Nurses will play a more active role in antimirobial stewardship programs.
Nurses will become leading figures in the antimicrobial stewardship fight in hospitals in the effort to curb hospital-associated infections (HAIs), according to updated prevention methods released today by the US Centers for Disease Control and Prevention (CDC). The agency’s Core Elements for Hospital Antibiotic Stewardship Programs reflects the growing realization that nurses can play a key role on any antibiotic stewardship team.
The Centers for Medicare and Medicaid Services (CMS) next year will require all hospitals that treat Medicare and Medicaid patients to implement such stewardship programs, and the Joint Commission already requires that hospitals seeking its accreditation have them in place.
The CDC first released its antibiotic stewardship program elements in 2014 and has updated them this year to reflect experience and evidence that’s since been collected on how to make the programs better.
“The field of antibiotic stewardship has advanced dramatically since 2014, with much more published evidence and the release of an implementation guideline from the Infectious Diseases Society of America and the Society for Healthcare Epidemiology of America,” the CDC states in its core elements document.
When it comes to urine cultures, input from nurses will help determine whether such cultures need to be performed in the first place. They can assure that the cultures are performed correctly and join in the discussion about antibiotic treatment, indication, and duration.
In addition, nurses can initiate interventions.
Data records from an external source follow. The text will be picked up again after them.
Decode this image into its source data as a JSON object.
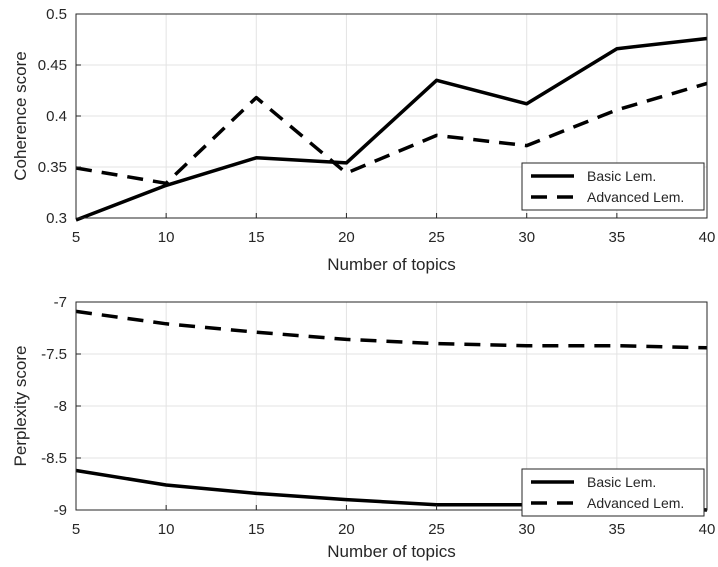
{
  "chart_data": [
    {
      "type": "line",
      "x": [
        5,
        10,
        15,
        20,
        25,
        30,
        35,
        40
      ],
      "xlabel": "Number of topics",
      "ylabel": "Coherence score",
      "xlim": [
        5,
        40
      ],
      "ylim": [
        0.3,
        0.5
      ],
      "xticks": [
        "5",
        "10",
        "15",
        "20",
        "25",
        "30",
        "35",
        "40"
      ],
      "yticks": [
        "0.3",
        "0.35",
        "0.4",
        "0.45",
        "0.5"
      ],
      "grid": true,
      "legend_position": "bottom-right",
      "series": [
        {
          "name": "Basic Lem.",
          "style": "solid",
          "values": [
            0.298,
            0.332,
            0.359,
            0.354,
            0.435,
            0.412,
            0.466,
            0.476
          ]
        },
        {
          "name": "Advanced Lem.",
          "style": "dashed",
          "values": [
            0.349,
            0.334,
            0.418,
            0.344,
            0.381,
            0.371,
            0.406,
            0.432
          ]
        }
      ]
    },
    {
      "type": "line",
      "x": [
        5,
        10,
        15,
        20,
        25,
        30,
        35,
        40
      ],
      "xlabel": "Number of topics",
      "ylabel": "Perplexity score",
      "xlim": [
        5,
        40
      ],
      "ylim": [
        -9,
        -7
      ],
      "xticks": [
        "5",
        "10",
        "15",
        "20",
        "25",
        "30",
        "35",
        "40"
      ],
      "yticks": [
        "-9",
        "-8.5",
        "-8",
        "-7.5",
        "-7"
      ],
      "grid": true,
      "legend_position": "bottom-right",
      "series": [
        {
          "name": "Basic Lem.",
          "style": "solid",
          "values": [
            -8.62,
            -8.76,
            -8.84,
            -8.9,
            -8.95,
            -8.95,
            -8.96,
            -9.0
          ]
        },
        {
          "name": "Advanced Lem.",
          "style": "dashed",
          "values": [
            -7.09,
            -7.21,
            -7.29,
            -7.36,
            -7.4,
            -7.42,
            -7.42,
            -7.44
          ]
        }
      ]
    }
  ]
}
The stewardship programs will rely more on the nurses’ knowledge of the proper techniques for reducing contamination. They’re also the providers who tend to be most aware of when patients can tolerate oral medications and can initiate consultations about when best to switch to oral antibiotics. In addition, the CDC says that “nurses often know how long a patient has been receiving an antibiotic and when laboratory results become available. They can play a key role in prompting reevaluations of therapy at specified times, such as after 2 days of treatment and/or when culture results are available.”
Nurses are certainly no strangers to antibiotic stewardship programs. Elizabeth Monsees, a nurse and the antimicrobial stewardship program manager at Children’s Mercy Kansas City, told American Nurse Today a couple of years ago that “the role of nurses in stewardship has been largely unrecognized… [N]urses have a desire to participate and believe we have a professional role to be involved in stewardship…”
She added: “Nurse managers/directors are key in allocating resources for education about nurses’ role in stewarding. They also empower nurses to assume their role as key collaborators or team members in this antibiotic stewardship space.”